While Bennett’s mediation efforts appear to have done little to end the bloodshed that continues to this day, his comments, in an interview posted online Saturday night, shine a light on behind-the-scenes diplomacy and urgent efforts that they were underway to try to bring the conflict to a quick solution. conclusion in its early days.

In the five-hour interview, which touched on many other topics, Bennett says he asked Putin if he intended to kill Ukrainian President Volodymyr Zelenskyy.

“I asked ‘what’s up with this? Are you planning to kill Zelenskyy? He said: ‘I will not kill Zelenskyy.’ So I told him: ‘I have to understand that you are giving me your word that you will not kill Zelenskyy.’ He said ‘I’m not going to kill Zelenskyy’.

Bennett said he then called Zelenskyy to tell him about Putin’s promise.

“’Listen, I left a meeting, he’s not going to kill you.’ He asks, ‘are you sure?’ He said ‘100% it won’t kill you’”.

Bennett said that during his mediation, Putin abandoned his promise to seek Ukraine’s disarmament and Zelenskyy vowed not to join NATO.

There was no immediate response from the Kremlin, which previously denied Ukraine’s claims that Russia intended to assassinate Zelenskyy.

A largely inexperienced leader who had served as prime minister for just over six months when the war broke out, Bennett unexpectedly launched into international diplomacy after placing Israel in an awkward middle ground between Russia and Ukraine. Israel views its good ties with the Kremlin as strategic in the face of threats from Iran, but it sides with Western nations and also seeks to show support for Ukraine.

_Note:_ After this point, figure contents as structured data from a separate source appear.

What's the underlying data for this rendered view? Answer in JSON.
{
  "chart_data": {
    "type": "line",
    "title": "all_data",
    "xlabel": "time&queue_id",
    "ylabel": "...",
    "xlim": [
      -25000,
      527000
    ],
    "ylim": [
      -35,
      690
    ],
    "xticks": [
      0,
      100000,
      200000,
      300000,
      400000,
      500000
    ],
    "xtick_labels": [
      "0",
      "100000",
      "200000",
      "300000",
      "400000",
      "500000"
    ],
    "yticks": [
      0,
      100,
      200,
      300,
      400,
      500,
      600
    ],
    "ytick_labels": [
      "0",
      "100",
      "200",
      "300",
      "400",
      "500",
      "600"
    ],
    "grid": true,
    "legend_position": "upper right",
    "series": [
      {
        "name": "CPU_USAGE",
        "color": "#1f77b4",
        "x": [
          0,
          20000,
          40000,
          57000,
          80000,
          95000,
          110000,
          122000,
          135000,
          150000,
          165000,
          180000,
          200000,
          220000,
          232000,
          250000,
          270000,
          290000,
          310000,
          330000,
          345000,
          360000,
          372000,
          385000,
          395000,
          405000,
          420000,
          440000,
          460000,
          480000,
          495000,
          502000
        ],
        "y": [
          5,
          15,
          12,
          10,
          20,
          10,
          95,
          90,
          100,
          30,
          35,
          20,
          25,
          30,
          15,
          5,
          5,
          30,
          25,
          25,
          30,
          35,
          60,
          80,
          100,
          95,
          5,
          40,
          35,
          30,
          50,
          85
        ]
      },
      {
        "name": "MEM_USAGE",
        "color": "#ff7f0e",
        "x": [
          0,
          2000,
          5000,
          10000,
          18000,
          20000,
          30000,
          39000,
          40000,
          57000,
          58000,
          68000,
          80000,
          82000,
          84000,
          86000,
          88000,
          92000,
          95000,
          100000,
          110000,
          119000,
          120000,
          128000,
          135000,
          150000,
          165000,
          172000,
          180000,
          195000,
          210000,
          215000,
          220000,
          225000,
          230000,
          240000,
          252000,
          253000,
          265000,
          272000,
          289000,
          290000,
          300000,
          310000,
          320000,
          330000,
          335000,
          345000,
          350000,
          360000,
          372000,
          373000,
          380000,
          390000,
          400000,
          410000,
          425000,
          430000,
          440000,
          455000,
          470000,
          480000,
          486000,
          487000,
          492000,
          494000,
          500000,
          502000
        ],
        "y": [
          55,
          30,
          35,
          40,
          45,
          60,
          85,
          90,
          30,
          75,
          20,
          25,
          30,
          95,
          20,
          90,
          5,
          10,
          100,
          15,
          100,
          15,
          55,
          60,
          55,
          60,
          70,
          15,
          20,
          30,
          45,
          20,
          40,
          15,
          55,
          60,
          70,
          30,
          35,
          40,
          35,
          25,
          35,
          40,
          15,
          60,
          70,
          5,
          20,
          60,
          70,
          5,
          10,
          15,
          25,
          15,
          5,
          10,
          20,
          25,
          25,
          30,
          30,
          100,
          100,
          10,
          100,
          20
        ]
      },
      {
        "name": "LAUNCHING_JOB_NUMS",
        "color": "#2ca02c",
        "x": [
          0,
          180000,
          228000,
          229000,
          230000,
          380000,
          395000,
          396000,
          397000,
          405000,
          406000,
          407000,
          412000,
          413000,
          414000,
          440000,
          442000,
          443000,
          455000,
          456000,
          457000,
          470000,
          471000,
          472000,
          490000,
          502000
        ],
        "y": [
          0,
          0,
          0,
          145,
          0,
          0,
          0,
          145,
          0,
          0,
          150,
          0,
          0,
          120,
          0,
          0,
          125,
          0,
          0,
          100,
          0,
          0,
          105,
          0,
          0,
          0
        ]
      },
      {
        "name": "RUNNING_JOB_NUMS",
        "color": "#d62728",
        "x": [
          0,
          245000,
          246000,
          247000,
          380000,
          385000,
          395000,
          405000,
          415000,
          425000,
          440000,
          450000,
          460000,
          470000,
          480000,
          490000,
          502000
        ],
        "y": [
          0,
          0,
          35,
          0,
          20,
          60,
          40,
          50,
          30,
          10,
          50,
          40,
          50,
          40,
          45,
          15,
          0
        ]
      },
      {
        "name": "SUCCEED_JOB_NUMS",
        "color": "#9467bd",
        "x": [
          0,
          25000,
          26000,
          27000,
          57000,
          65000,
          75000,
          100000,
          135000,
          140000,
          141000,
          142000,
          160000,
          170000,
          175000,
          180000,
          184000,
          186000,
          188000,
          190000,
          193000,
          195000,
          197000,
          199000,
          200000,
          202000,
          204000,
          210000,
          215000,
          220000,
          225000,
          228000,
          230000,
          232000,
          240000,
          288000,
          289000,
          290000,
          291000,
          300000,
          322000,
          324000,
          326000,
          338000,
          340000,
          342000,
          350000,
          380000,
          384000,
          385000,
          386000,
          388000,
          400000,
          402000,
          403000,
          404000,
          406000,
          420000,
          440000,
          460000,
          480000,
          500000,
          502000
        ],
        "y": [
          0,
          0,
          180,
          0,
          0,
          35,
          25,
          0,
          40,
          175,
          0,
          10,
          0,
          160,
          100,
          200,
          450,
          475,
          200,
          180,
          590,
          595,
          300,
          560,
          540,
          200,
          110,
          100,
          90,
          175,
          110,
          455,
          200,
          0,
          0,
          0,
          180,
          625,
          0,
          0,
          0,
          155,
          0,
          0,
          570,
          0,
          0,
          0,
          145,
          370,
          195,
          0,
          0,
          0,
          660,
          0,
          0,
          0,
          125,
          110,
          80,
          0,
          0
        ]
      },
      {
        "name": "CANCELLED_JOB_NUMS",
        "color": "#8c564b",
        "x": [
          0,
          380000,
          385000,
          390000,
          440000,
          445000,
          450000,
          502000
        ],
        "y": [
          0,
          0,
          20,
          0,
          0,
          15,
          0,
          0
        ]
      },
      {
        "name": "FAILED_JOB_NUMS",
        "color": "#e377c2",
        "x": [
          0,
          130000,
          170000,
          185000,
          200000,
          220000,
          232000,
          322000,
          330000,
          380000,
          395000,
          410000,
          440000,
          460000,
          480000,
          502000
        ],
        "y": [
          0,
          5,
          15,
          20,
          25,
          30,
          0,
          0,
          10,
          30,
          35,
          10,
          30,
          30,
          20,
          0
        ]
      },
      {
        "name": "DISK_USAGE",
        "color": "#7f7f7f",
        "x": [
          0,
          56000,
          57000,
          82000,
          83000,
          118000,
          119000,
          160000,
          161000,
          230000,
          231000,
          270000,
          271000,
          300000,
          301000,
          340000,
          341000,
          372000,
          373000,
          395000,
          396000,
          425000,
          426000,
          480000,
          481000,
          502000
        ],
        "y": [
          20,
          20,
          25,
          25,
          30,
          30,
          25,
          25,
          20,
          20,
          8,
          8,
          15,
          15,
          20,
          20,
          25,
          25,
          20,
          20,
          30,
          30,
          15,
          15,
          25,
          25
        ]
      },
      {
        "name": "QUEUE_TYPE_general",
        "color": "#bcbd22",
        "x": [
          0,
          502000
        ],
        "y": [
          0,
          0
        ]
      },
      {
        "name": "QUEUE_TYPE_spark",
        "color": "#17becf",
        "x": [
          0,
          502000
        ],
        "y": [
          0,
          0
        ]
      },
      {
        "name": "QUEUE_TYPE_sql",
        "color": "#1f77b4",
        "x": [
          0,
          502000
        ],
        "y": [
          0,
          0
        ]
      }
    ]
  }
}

A practicing Jew and little known internationally, he flew to Moscow to meet Putin on the Jewish Sabbath, breaking his religious commitments and placing himself at the forefront of global efforts to stop the war.

But his pacification efforts did not seem to get off the ground and his time in power was short-lived. The Bennett government, an ideologically diverse union that sent current Prime Minister Benjamin Netanyahu into brief political exile, collapsed in the summer from infighting. Bennett has moved away from politics and is now a private citizen.